Extracting mutational signatures from a specific subset of mutations (e.g., clustered) has led to the identification of a signature that is more closely aligned with the in vivo data than signatures generated without regard to mutation proximity [133]. Many TLS polymerases play key roles in replication of endogenous DNA obstacles such as fragile sites and structured DNA [138] that are defined by their DNA sequence. Therefore, efforts to identify mutational signatures that occur specifically within these DNA elements may be productive.
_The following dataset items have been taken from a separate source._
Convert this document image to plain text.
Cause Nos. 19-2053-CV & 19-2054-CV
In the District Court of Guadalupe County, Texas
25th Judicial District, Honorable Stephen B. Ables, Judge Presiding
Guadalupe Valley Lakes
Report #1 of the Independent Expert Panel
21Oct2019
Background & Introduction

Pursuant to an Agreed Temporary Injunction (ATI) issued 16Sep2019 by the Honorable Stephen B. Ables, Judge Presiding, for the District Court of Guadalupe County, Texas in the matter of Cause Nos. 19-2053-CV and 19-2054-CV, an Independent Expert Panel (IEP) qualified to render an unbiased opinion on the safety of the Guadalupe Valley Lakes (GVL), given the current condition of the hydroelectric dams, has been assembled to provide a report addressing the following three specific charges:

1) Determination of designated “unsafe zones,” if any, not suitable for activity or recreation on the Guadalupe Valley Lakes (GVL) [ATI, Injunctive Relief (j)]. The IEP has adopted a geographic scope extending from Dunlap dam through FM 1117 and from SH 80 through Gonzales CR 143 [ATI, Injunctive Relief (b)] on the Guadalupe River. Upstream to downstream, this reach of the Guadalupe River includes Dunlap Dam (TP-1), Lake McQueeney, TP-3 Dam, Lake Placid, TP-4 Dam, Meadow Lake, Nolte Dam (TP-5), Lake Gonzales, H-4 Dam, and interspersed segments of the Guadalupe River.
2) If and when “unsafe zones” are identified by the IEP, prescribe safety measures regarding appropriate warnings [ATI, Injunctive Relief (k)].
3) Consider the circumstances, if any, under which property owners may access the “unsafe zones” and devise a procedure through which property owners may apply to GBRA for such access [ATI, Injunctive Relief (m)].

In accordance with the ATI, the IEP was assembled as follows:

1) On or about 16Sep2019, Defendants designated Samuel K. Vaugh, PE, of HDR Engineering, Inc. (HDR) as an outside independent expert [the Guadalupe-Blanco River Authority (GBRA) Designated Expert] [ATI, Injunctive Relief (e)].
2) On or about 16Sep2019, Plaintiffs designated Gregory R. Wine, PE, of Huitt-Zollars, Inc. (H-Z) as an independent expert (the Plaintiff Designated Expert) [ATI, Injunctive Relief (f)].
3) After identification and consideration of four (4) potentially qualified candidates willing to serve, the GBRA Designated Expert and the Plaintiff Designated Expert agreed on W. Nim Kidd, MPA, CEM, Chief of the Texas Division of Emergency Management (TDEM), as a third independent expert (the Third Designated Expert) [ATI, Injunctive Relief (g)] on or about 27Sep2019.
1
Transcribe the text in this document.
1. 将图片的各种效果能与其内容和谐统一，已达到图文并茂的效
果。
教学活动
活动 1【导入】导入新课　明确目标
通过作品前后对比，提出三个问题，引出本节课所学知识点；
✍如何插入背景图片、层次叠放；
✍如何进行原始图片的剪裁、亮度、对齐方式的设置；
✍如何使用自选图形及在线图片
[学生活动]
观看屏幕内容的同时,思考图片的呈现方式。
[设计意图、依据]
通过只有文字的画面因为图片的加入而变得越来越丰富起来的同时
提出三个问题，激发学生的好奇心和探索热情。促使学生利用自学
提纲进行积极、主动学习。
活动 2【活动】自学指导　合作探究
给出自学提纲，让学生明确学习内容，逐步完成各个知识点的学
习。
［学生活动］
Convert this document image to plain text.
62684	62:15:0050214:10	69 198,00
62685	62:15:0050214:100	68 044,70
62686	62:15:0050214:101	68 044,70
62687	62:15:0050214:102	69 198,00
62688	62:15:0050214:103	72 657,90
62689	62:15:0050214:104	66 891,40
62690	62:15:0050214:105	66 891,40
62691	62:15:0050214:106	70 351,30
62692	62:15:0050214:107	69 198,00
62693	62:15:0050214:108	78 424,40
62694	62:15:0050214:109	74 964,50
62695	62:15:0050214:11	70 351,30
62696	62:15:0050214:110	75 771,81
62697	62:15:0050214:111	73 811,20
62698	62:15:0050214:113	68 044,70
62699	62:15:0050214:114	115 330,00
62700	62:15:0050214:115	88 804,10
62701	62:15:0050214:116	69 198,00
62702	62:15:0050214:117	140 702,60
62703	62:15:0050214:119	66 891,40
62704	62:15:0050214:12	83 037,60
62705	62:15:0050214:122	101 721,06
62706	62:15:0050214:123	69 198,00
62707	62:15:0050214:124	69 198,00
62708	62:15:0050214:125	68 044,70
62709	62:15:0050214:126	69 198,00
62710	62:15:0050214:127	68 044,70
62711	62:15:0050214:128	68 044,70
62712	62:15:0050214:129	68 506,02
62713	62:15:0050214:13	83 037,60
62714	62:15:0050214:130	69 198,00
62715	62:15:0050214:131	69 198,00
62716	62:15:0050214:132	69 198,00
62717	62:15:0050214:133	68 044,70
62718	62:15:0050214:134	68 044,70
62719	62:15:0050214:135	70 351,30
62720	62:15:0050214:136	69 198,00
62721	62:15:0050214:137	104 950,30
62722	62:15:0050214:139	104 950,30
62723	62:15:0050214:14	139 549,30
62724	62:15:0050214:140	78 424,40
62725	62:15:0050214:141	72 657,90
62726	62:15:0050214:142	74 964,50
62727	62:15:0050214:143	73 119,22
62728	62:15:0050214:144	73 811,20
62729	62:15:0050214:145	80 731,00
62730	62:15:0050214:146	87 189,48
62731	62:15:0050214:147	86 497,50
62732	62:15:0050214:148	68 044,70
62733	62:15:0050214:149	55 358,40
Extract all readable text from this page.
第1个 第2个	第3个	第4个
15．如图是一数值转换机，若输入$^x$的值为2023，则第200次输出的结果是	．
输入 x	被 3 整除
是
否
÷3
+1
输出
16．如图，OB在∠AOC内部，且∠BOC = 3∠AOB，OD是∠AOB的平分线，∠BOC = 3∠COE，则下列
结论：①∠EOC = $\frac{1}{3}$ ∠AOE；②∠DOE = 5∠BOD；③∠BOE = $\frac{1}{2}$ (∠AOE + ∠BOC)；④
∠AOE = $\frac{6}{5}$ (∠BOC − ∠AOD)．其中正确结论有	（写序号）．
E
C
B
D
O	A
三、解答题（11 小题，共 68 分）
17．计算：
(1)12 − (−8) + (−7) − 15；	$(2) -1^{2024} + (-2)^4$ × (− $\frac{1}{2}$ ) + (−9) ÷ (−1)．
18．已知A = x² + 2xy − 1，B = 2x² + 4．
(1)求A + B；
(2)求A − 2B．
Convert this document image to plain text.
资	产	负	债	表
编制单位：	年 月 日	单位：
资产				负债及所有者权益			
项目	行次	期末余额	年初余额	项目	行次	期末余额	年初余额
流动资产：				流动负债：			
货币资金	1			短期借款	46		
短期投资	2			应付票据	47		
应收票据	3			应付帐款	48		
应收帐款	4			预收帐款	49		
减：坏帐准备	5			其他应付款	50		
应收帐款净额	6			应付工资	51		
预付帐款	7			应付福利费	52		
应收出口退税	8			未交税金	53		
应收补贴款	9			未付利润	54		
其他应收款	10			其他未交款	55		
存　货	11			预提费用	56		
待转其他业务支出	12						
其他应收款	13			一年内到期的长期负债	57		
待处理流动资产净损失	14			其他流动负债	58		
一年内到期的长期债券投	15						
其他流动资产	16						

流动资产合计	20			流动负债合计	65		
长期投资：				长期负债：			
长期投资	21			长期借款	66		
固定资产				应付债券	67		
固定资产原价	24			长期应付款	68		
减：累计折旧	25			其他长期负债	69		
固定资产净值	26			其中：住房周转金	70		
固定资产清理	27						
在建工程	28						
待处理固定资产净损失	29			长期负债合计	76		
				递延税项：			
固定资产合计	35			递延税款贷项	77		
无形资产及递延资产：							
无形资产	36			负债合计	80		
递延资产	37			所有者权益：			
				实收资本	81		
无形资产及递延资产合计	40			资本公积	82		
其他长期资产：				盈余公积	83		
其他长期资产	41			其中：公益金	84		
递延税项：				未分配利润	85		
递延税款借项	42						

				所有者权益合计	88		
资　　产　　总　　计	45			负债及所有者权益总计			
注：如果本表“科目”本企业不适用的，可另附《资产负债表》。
While curating mutational signatures based solely on sequence context has been enormously informative and has propelled the field forward, this approach is likely to give an incomplete picture of susceptibility to mutagenesis. Additional factors including the local chromatin environment, the presence of secondary structures, a larger window of DNA sequence context, and chromosomal position within the nucleus are likely relevant to mutagenesis as well. These factors could impact mutagenesis by influencing both susceptibility of DNA to damage [139, 140] and access by repair factors [141,142,143,144]. Consideration of the above variables is needed in future studies to address a larger number of mutational signatures. The complementary experimental strategies described in this review coupled with future innovations will enable the field to tackle the ambitious goal of unraveling mechanisms of mutagenesis in all human tumors.

Methods

Lung adenocarcinoma (LUAD), bladder urothelial carcinoma (BLCA), and lung squamous cell carcinoma (LUSC) were selected for evaluation of relationships between TLS gene status and genome instability in human tumors. TCGA datasets containing RNA expression, mutation, genomic alteration (downloaded on 20 March 2019), and clinical information (downloaded in May 2019) for these tumors were from the TCGA data portal (https://portal.gdc.cancer.gov). Specific datasets used in this study include: (i) HTSeq-FPKM-UQ gene expression quantification (for those duplicated samples from the same patient, the sample with higher gene expression was chosen for downstream analysis), (ii) somatic mutation aggregated and masked by Mutect2 and organized as MAF files publically available and (iii) smoking information for most subjects in LUAD, LUSC and BLCA patients. To avoid zeros when using log scale for display, log2(FPKM + 1) was used to display gene expression data obtained by RNAseq.

Statistical analysis

R (version 4.0.3) was employed for data analysis and presentation. Groups were compared with two-tailed unpaired two-sample Wilcoxon rank-sum test using wilcox.test, in that alternative = “two.sided” and paired = FALSE. P values of the comparisons between tumor and adjacent normal samples were adjusted using the Benjamini–Hochberg correction for multiple tests among the 7 genes related to TLS pathway (POLH, POLI, POLK, REV1, MAD2L2, REV3L, and RAD18) by function p.adjust in stats package, in that method = “BH”. P values of the comparisons of SNVs between high/low expression level of TLS genes within smokers/non-smokers were adjusted for the same 7 genes in TLS pathway using Holm method by function p.adjust, in that method = “holm”.